Sylvaine l’écoutait, secrètement jalouse, un peu farouche, se disant que son lourd secret à elle, personne ne l’entendrait jamais, personne ne pourrait la plaindre. Nelly ? Sans cesse ce nom lui revenait à l’esprit. Elle lisait dans le Satchel, le journal dont miss Holt était l’assidue collaboratrice, les lettres brillantes que celle-ci expédiait des Etats-Unis. Comment était-il possible qu’elle pût écrire ainsi, avec une telle liberté d’esprit ? Elle était maintenant à San-Francisco dont elle se montrait enthousiasmée. Mme Caulfield et Mme Gascoyne la lisaient avec grand intérêt, et son nom revenait souvent dans leur entretien. Mme Gascoyne regardait alors Sylvaine dont l’attitude la confirmait dans ses suppositions. Elle avait elle-même écrit à Nelly, et attendait avec quelque impatience sa réponse, mais il fallait le temps, et puisque Sylvaine se mariait, la chose perdait son importance.

Un soir, en rentrant à l’hôtel, par une de ces fins de journée du Midi dont le charme est si subtil, Sylvaine marchant seule sur le joli chemin solitaire ressentit tout à coup un désespoir violent. Elle regarda le couchant, les montagnes violettes ; au loin, elle respira les aromes délicieux que le vent apportait, et son cœur se gonfla à éclater. Elle pleura, non à sanglots, mais des larmes chaudes qui lui brûlaient les joues, et elle eut d’elle-même une pitié infinie. La terreur de sa décision l’étreignait ; mais que faire ? Quel choix lui était laissé ? Au moins, elle serait aimée, protégée ; au moins, elle occuperait la première place dans un cœur. Miss Neville, Mme Caulfield s’étaient consolées de déceptions cuisantes et goûtaient la vie ; elle ferait de même. Ce qui lui était mauvais, c’était cette indécision ; elle y mettrait un terme ; elle l’annoncerait ce jour même à Mme Caulfield. Elle essuya ses larmes, cueillit à une haie une branche de romarin et, triste, mais résolue, d’un pas ferme, continua sa route.

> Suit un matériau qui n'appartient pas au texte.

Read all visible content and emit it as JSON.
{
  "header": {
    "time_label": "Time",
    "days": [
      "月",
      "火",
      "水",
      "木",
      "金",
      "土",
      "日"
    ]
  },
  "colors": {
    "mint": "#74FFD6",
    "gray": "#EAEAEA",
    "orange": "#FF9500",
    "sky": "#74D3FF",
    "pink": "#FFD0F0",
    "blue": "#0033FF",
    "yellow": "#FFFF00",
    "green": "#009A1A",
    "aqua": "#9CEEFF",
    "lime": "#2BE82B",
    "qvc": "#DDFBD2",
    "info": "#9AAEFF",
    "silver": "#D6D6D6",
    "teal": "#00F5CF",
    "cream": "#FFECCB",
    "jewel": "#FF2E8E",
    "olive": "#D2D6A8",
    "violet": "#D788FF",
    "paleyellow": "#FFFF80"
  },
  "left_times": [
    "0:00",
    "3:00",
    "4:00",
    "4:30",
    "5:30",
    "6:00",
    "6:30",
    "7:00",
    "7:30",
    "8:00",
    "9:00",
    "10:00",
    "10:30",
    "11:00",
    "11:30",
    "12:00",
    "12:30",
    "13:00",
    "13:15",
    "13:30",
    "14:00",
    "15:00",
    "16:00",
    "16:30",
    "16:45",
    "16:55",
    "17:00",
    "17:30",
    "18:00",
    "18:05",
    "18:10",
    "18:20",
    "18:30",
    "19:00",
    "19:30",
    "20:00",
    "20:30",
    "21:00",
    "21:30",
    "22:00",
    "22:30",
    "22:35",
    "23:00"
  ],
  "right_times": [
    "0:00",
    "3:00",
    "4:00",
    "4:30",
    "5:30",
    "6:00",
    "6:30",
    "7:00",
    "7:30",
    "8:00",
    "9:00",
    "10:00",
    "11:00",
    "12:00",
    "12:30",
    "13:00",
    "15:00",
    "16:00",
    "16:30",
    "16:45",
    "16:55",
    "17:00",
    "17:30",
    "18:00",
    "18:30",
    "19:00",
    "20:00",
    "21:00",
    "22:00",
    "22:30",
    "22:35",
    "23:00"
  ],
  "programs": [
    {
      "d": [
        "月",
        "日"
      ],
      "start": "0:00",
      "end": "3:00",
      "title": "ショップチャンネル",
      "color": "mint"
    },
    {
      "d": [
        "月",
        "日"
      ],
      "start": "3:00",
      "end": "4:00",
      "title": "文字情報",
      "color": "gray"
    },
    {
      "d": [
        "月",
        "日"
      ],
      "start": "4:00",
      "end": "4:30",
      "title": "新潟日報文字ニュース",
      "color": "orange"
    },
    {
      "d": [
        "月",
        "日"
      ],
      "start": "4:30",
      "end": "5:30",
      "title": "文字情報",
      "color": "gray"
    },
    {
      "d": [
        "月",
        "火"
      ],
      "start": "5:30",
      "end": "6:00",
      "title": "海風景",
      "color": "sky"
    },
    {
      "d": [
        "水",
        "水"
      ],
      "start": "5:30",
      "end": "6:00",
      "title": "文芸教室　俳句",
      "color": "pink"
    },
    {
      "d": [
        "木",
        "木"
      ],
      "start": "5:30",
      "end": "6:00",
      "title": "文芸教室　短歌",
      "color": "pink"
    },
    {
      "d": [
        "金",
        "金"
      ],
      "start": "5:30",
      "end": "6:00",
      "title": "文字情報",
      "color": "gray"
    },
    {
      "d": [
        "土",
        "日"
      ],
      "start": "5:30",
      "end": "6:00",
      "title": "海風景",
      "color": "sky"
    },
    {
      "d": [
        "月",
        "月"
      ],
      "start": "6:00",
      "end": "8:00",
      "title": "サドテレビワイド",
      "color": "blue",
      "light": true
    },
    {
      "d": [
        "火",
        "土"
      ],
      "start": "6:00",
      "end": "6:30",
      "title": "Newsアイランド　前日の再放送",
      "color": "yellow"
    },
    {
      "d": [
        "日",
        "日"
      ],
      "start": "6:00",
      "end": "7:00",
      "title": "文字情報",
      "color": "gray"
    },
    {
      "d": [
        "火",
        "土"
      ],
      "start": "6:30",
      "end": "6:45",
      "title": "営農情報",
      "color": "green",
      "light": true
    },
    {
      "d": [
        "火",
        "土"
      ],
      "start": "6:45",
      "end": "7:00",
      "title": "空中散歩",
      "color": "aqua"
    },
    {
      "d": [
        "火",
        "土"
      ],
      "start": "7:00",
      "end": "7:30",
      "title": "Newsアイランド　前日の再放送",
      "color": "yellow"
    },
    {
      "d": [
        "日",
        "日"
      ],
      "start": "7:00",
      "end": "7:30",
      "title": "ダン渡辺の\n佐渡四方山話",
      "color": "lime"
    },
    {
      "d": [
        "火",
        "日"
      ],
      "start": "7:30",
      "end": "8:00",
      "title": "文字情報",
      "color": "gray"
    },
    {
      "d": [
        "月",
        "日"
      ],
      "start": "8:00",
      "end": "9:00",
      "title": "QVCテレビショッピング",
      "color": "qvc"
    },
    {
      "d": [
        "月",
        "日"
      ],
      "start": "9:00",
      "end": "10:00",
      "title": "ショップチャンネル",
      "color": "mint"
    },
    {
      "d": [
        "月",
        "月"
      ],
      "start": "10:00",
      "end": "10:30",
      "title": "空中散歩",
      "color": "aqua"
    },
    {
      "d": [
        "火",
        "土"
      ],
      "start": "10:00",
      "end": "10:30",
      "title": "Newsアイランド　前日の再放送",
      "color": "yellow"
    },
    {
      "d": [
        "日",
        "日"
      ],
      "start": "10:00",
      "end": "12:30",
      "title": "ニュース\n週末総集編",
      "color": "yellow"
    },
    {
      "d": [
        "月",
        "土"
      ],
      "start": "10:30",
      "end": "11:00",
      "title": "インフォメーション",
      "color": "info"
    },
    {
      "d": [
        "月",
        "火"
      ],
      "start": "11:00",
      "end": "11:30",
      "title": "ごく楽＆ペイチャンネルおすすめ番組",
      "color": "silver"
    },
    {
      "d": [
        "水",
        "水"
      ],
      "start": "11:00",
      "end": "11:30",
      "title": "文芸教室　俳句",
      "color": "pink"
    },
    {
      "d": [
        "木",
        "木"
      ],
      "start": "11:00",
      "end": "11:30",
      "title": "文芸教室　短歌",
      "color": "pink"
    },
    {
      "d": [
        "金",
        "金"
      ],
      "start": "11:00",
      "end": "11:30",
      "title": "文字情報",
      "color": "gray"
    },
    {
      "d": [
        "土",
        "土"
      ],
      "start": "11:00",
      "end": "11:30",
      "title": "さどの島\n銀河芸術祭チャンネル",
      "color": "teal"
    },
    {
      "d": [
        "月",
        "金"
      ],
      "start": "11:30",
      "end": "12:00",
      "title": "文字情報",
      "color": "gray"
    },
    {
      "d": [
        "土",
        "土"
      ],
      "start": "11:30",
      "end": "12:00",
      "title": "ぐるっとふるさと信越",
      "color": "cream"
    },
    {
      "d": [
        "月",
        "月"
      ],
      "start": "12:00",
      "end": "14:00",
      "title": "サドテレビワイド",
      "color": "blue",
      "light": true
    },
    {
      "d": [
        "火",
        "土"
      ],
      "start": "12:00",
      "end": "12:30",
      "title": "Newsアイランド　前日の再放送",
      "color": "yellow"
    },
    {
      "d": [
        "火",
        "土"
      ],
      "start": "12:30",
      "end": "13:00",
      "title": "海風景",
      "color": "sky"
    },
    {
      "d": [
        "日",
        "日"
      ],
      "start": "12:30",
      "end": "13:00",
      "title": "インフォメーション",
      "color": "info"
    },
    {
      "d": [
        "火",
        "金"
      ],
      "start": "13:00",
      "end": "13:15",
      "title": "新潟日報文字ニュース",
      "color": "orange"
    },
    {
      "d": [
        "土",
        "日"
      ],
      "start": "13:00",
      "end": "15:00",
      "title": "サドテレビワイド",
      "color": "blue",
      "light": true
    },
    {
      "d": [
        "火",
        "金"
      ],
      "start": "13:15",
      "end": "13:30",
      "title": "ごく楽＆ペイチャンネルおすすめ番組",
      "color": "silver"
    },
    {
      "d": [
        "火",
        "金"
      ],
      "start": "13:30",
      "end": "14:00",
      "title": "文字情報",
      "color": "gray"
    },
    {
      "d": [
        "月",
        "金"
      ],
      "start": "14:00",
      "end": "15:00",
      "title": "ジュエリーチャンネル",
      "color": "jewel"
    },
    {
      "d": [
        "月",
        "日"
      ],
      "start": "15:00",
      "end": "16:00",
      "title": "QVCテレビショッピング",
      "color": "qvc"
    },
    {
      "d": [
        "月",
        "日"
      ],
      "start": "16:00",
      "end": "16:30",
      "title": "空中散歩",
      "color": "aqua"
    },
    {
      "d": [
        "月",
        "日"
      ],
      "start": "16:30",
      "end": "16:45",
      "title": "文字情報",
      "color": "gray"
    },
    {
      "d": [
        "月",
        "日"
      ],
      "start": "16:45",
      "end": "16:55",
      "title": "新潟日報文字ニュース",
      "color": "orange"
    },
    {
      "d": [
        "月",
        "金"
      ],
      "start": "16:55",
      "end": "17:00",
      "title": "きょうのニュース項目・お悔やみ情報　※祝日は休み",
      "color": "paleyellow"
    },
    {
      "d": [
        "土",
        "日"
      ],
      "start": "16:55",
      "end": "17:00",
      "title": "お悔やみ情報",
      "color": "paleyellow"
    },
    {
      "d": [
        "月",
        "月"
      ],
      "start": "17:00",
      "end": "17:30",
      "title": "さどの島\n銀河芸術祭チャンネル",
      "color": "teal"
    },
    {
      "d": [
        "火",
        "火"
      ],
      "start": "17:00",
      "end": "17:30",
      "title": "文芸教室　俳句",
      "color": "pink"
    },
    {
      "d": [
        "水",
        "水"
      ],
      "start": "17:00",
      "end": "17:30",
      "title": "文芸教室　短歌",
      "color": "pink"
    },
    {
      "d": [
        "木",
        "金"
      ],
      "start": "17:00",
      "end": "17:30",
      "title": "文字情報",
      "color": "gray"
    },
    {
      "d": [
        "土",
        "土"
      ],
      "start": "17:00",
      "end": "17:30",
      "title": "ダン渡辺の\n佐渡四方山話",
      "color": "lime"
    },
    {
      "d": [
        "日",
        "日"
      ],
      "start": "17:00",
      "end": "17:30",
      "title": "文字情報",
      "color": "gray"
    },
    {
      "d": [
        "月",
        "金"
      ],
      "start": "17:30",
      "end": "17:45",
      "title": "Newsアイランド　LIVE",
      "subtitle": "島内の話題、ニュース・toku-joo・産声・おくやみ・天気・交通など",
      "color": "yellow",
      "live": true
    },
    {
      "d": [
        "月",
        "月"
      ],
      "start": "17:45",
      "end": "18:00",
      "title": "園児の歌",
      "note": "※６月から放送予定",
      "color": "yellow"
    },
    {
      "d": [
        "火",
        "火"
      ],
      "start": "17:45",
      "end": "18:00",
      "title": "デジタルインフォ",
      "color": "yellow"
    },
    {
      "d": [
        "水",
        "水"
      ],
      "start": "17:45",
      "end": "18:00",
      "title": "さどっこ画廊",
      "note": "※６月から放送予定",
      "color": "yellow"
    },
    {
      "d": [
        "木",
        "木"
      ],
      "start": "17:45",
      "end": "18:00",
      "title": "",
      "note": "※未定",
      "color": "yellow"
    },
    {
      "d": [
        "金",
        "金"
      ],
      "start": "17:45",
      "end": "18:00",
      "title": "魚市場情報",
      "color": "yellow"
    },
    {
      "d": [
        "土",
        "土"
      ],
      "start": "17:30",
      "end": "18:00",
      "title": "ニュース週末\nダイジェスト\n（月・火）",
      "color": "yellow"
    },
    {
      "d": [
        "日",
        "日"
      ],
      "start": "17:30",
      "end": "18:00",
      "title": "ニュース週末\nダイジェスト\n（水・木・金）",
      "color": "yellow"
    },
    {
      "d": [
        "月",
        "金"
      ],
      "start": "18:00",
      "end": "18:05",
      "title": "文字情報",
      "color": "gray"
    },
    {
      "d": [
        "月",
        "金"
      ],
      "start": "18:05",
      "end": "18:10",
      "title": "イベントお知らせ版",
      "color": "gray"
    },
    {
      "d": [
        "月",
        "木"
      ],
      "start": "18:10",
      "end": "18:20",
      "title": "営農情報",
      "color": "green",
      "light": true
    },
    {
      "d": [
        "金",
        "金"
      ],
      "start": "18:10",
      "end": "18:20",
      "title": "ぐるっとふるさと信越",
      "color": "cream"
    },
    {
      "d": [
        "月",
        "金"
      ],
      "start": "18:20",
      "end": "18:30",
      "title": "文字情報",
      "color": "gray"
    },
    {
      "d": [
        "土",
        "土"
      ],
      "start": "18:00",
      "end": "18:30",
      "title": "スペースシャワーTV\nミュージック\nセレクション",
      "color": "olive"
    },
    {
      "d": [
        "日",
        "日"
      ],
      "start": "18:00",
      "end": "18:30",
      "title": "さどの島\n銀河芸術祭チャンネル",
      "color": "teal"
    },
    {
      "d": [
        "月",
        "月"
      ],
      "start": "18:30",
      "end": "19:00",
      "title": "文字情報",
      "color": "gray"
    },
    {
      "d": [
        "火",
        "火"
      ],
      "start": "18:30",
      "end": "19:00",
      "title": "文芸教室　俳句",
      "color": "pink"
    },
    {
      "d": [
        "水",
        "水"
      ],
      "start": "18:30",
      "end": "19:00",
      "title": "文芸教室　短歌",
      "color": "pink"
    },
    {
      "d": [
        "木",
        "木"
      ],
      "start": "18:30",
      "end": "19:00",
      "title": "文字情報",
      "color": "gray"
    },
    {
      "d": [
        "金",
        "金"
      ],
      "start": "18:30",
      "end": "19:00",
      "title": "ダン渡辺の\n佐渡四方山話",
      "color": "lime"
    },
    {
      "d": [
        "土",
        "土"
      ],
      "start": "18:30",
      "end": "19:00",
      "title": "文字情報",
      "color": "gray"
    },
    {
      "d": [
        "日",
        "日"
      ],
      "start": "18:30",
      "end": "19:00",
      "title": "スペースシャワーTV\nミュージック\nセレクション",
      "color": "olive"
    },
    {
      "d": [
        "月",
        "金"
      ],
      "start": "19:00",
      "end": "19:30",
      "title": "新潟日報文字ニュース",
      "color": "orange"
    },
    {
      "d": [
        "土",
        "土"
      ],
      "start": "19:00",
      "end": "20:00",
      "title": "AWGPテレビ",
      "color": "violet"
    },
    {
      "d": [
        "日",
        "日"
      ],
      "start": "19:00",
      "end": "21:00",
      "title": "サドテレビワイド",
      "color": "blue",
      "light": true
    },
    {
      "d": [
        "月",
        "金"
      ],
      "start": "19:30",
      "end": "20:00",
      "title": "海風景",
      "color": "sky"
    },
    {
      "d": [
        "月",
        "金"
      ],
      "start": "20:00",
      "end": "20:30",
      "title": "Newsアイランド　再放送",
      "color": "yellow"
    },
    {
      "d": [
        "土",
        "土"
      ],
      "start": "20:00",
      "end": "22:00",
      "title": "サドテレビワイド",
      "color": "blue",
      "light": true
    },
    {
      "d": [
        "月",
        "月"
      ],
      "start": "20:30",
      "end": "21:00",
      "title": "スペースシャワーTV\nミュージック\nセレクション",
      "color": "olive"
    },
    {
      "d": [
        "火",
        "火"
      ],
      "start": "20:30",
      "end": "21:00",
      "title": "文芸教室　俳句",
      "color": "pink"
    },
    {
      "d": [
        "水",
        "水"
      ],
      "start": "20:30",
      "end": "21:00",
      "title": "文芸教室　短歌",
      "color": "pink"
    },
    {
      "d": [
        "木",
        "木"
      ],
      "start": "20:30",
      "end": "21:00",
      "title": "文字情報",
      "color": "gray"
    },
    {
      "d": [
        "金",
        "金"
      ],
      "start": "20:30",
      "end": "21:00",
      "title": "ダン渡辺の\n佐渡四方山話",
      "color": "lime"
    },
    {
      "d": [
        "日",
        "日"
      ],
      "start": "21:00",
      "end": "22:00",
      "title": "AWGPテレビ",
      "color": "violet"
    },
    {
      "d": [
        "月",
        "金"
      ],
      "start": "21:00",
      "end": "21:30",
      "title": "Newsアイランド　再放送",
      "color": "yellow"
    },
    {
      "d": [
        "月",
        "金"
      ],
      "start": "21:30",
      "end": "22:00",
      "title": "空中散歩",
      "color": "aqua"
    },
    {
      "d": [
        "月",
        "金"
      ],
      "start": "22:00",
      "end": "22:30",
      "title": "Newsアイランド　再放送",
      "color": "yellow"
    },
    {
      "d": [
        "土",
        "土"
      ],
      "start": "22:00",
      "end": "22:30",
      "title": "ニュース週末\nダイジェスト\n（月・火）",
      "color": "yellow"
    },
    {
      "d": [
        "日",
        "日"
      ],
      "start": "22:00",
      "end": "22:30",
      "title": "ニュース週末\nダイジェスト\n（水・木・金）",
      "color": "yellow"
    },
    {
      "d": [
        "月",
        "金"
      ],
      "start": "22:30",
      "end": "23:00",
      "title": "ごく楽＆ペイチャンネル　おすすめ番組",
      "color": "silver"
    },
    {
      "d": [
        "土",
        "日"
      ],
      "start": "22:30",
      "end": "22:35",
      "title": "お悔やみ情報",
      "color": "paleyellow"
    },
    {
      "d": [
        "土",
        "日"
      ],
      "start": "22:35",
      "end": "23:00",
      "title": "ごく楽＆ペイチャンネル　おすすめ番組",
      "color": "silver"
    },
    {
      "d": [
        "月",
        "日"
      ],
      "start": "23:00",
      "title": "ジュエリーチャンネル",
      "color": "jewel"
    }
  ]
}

Mme Caulfield, qui rentrait toujours de bonne heure, était étendue dans sa chambre. Il y régnait une odeur pénétrante de roses et de violettes ; un joli feu de bois clair brûlait gaiement, et par les fenêtres sans rideaux on voyait le ciel pourpre, pâlissant devant la nuit qui approchait. A l’apparition de Sylvaine, Mme Caulfield s’écria :

— Oh ! Sylvaine, j’ai une nouvelle bien surprenante ; du reste, il y a aussi une lettre pour vous. C’est Nelly, Nelly qui se marie. Imaginez-vous un événement aussi extraordinaire ? Que va dire Gladys ?… Mais… mais… qu’est-ce que vous avez, Sylvaine ?

Et, vivement, Mme Caulfield se leva de sa chaise longue pour soutenir Sylvaine, qui s’était laissée tomber sur un fauteuil et paraissait défaillir. Très effrayée, Mme Caulfield courut ouvrir la porte et appeler sa femme de chambre, logée de l’autre côté du couloir :

— Jones, venez vite, venez tout de suite.

Jones, une personne modèle, répondit instantanément à l’appel ; mais déjà Sylvaine se surmontait et essayait d’expliquer son malaise.

— J’ai marché très vite, j’ai eu un étourdissement, je crois.

Mais Jones ayant été dérangée, il fallut passer par le cérémonial qui accompagnait invariablement les faiblesses de Mme Caulfield : boire du sel volatil, respirer du vinaigre aromatique, défaire son corsage. Sylvaine se soumit ; Mme Caulfield la regardait anxieuse, pleine de sympathie ; mais Jones assura que miss Charmoy se remettait parfaitement et qu’elle avait dû recevoir un coup de soleil ; le soleil de mars est terrible dans le Midi.

Sylvaine accepta aussitôt cette explication, et crut se rappeler avoir négligé d’ouvrir son ombrelle.